Things to do when you’re godless

Bored and godless? Want something fun to do?

  • Visit the Phillipines! The Filipino Freethinkers are having a film festival on 27 February. It’ll be a whole day of classic atheist documentaries and comedy films.

  • Quick, catch a plane to Australia: the Adelaide Atheists are having a youtube party. This is a cool idea: show up at a bar with a laptop and a video projector, and browse through a series of youtube clips on atheism.

See? Lots to do!

That sneaky, nasty blasphemy law

Michael Nugent of Atheist Ireland made a few more videos of me babbling before I left, and has posted them to the website. I’m terrible in them — no fault to Michael, I was just worn out and burned out on the last night of my trip. You can poke fun at me if you want.

The interesting thing about them, though, is that they were made in the Oonagh Young gallery in Dublin, which is currently hosting an exhibit of blasphemous art, in blatant defiance of the blasphemy laws. Everything in there is offensive to someone; the exhibits mock religion and religious beliefs with words and pictures.

The Garda aren’t storming the place.

That’s the evil of the blasphemy laws: they make everyone a criminal, and are not being enforced, but they have the potential to be selectively enforced.
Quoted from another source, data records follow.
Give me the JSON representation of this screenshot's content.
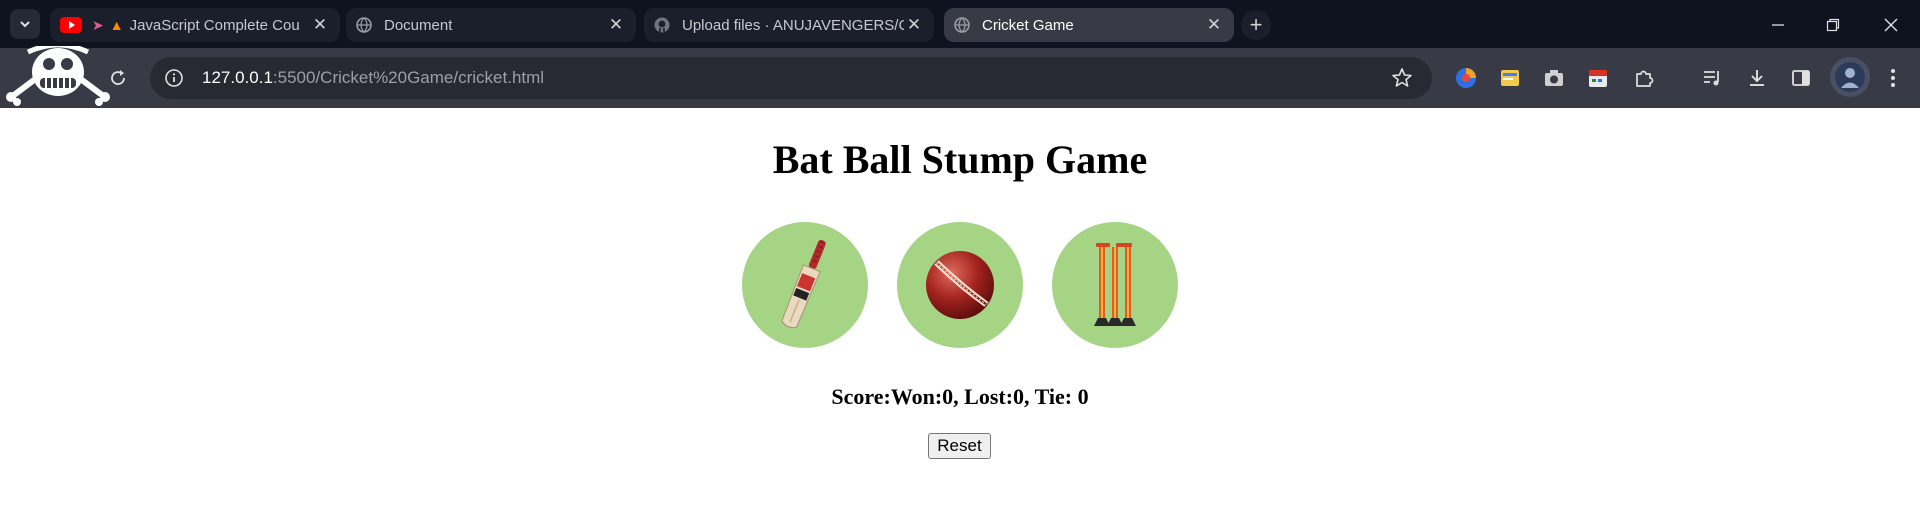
{
  "tabs": [
    {
      "title": "JavaScript Complete Cou",
      "active": false
    },
    {
      "title": "Document",
      "active": false
    },
    {
      "title": "Upload files · ANUJAVENGERS/C",
      "active": false
    },
    {
      "title": "Cricket Game",
      "active": true
    }
  ],
  "address_bar": {
    "host": "127.0.0.1",
    "path": ":5500/Cricket%20Game/cricket.html"
  },
  "page": {
    "title": "Bat Ball Stump Game",
    "choices": [
      {
        "name": "Bat",
        "icon": "cricket-bat-icon"
      },
      {
        "name": "Ball",
        "icon": "cricket-ball-icon"
      },
      {
        "name": "Stump",
        "icon": "stumps-icon"
      }
    ],
    "score_text": "Score:Won:0, Lost:0, Tie: 0",
    "reset_label": "Reset"
  },
  "colors": {
    "choice_bg": "#a6d485",
    "chrome_dark": "#0f1320",
    "toolbar": "#383b45"
  }
}
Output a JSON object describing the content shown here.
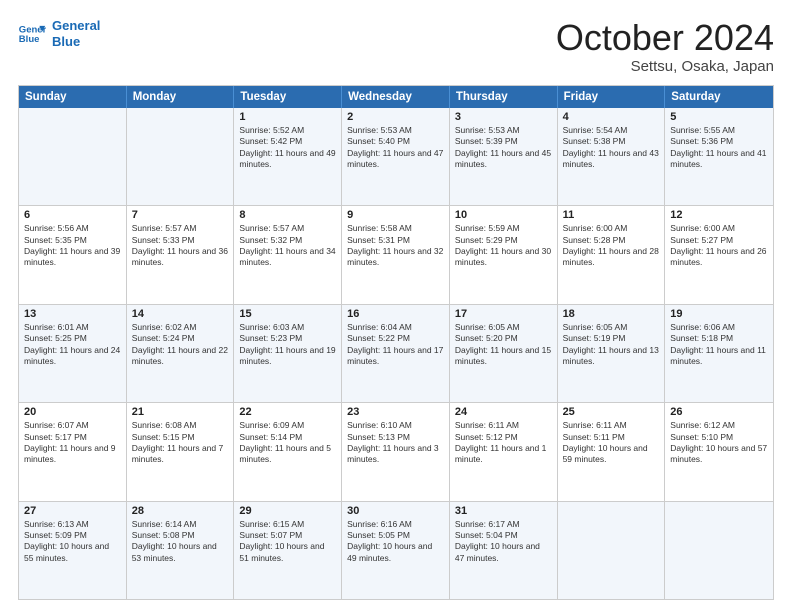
{
  "header": {
    "logo_line1": "General",
    "logo_line2": "Blue",
    "month": "October 2024",
    "location": "Settsu, Osaka, Japan"
  },
  "weekdays": [
    "Sunday",
    "Monday",
    "Tuesday",
    "Wednesday",
    "Thursday",
    "Friday",
    "Saturday"
  ],
  "rows": [
    [
      {
        "day": "",
        "text": ""
      },
      {
        "day": "",
        "text": ""
      },
      {
        "day": "1",
        "text": "Sunrise: 5:52 AM\nSunset: 5:42 PM\nDaylight: 11 hours and 49 minutes."
      },
      {
        "day": "2",
        "text": "Sunrise: 5:53 AM\nSunset: 5:40 PM\nDaylight: 11 hours and 47 minutes."
      },
      {
        "day": "3",
        "text": "Sunrise: 5:53 AM\nSunset: 5:39 PM\nDaylight: 11 hours and 45 minutes."
      },
      {
        "day": "4",
        "text": "Sunrise: 5:54 AM\nSunset: 5:38 PM\nDaylight: 11 hours and 43 minutes."
      },
      {
        "day": "5",
        "text": "Sunrise: 5:55 AM\nSunset: 5:36 PM\nDaylight: 11 hours and 41 minutes."
      }
    ],
    [
      {
        "day": "6",
        "text": "Sunrise: 5:56 AM\nSunset: 5:35 PM\nDaylight: 11 hours and 39 minutes."
      },
      {
        "day": "7",
        "text": "Sunrise: 5:57 AM\nSunset: 5:33 PM\nDaylight: 11 hours and 36 minutes."
      },
      {
        "day": "8",
        "text": "Sunrise: 5:57 AM\nSunset: 5:32 PM\nDaylight: 11 hours and 34 minutes."
      },
      {
        "day": "9",
        "text": "Sunrise: 5:58 AM\nSunset: 5:31 PM\nDaylight: 11 hours and 32 minutes."
      },
      {
        "day": "10",
        "text": "Sunrise: 5:59 AM\nSunset: 5:29 PM\nDaylight: 11 hours and 30 minutes."
      },
      {
        "day": "11",
        "text": "Sunrise: 6:00 AM\nSunset: 5:28 PM\nDaylight: 11 hours and 28 minutes."
      },
      {
        "day": "12",
        "text": "Sunrise: 6:00 AM\nSunset: 5:27 PM\nDaylight: 11 hours and 26 minutes."
      }
    ],
    [
      {
        "day": "13",
        "text": "Sunrise: 6:01 AM\nSunset: 5:25 PM\nDaylight: 11 hours and 24 minutes."
      },
      {
        "day": "14",
        "text": "Sunrise: 6:02 AM\nSunset: 5:24 PM\nDaylight: 11 hours and 22 minutes."
      },
      {
        "day": "15",
        "text": "Sunrise: 6:03 AM\nSunset: 5:23 PM\nDaylight: 11 hours and 19 minutes."
      },
      {
        "day": "16",
        "text": "Sunrise: 6:04 AM\nSunset: 5:22 PM\nDaylight: 11 hours and 17 minutes."
      },
      {
        "day": "17",
        "text": "Sunrise: 6:05 AM\nSunset: 5:20 PM\nDaylight: 11 hours and 15 minutes."
      },
      {
        "day": "18",
        "text": "Sunrise: 6:05 AM\nSunset: 5:19 PM\nDaylight: 11 hours and 13 minutes."
      },
      {
        "day": "19",
        "text": "Sunrise: 6:06 AM\nSunset: 5:18 PM\nDaylight: 11 hours and 11 minutes."
      }
    ],
    [
      {
        "day": "20",
        "text": "Sunrise: 6:07 AM\nSunset: 5:17 PM\nDaylight: 11 hours and 9 minutes."
      },
      {
        "day": "21",
        "text": "Sunrise: 6:08 AM\nSunset: 5:15 PM\nDaylight: 11 hours and 7 minutes."
      },
      {
        "day": "22",
        "text": "Sunrise: 6:09 AM\nSunset: 5:14 PM\nDaylight: 11 hours and 5 minutes."
      },
      {
        "day": "23",
        "text": "Sunrise: 6:10 AM\nSunset: 5:13 PM\nDaylight: 11 hours and 3 minutes."
      },
      {
        "day": "24",
        "text": "Sunrise: 6:11 AM\nSunset: 5:12 PM\nDaylight: 11 hours and 1 minute."
      },
      {
        "day": "25",
        "text": "Sunrise: 6:11 AM\nSunset: 5:11 PM\nDaylight: 10 hours and 59 minutes."
      },
      {
        "day": "26",
        "text": "Sunrise: 6:12 AM\nSunset: 5:10 PM\nDaylight: 10 hours and 57 minutes."
      }
    ],
    [
      {
        "day": "27",
        "text": "Sunrise: 6:13 AM\nSunset: 5:09 PM\nDaylight: 10 hours and 55 minutes."
      },
      {
        "day": "28",
        "text": "Sunrise: 6:14 AM\nSunset: 5:08 PM\nDaylight: 10 hours and 53 minutes."
      },
      {
        "day": "29",
        "text": "Sunrise: 6:15 AM\nSunset: 5:07 PM\nDaylight: 10 hours and 51 minutes."
      },
      {
        "day": "30",
        "text": "Sunrise: 6:16 AM\nSunset: 5:05 PM\nDaylight: 10 hours and 49 minutes."
      },
      {
        "day": "31",
        "text": "Sunrise: 6:17 AM\nSunset: 5:04 PM\nDaylight: 10 hours and 47 minutes."
      },
      {
        "day": "",
        "text": ""
      },
      {
        "day": "",
        "text": ""
      }
    ]
  ],
  "alt_rows": [
    0,
    2,
    4
  ]
}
That’s a very useful tool in the hands of the state; an art gallery exhibit which defies the law can be overlooked, but if someone starts really shaking up the establishment, it will be another convenient truncheon to silence dissent. I personally felt no risk at all in traveling to Ireland, because I’m just an outsider with no power, and can be safely ignored. I’d worry more if I were part of an organization with some political influence that was growing and had some shot at helping to secularize Ireland, because right now critics have the tool to break the back of such organizations with strategically applied accusations of violations of the official blasphemy laws.

It’s a very Christian approach. We’re all sinners, therefore God is justified in any action he takes against us. We’re all blasphemers, and give the state the power to condemn a common behavior, and they can be justified in the arbitrary exercise of the law.

A reasonable deconversion

Here’s a thoughtful video about one person’s deconversion process: the interesting thing about it is that he was a believer who reasoned himself out of religion.

Although I was brought up in a religion, I’ve discovered that there is a large difference between those who were seriously immersed in a faith, like this fellow, and people who just got a fairly brief and not very deep exposure, like myself. I was rather easily disabused of religion — when I first was taught the tenets of the faith, my reaction was more like, “You believe what? And you expect me to believe it too? That’s batty!” I didn’t need the careful dissection of belief, because what jumped out to me was the raging absurdity of original sin, virgin births, gods manifesting as men, etc., etc., etc.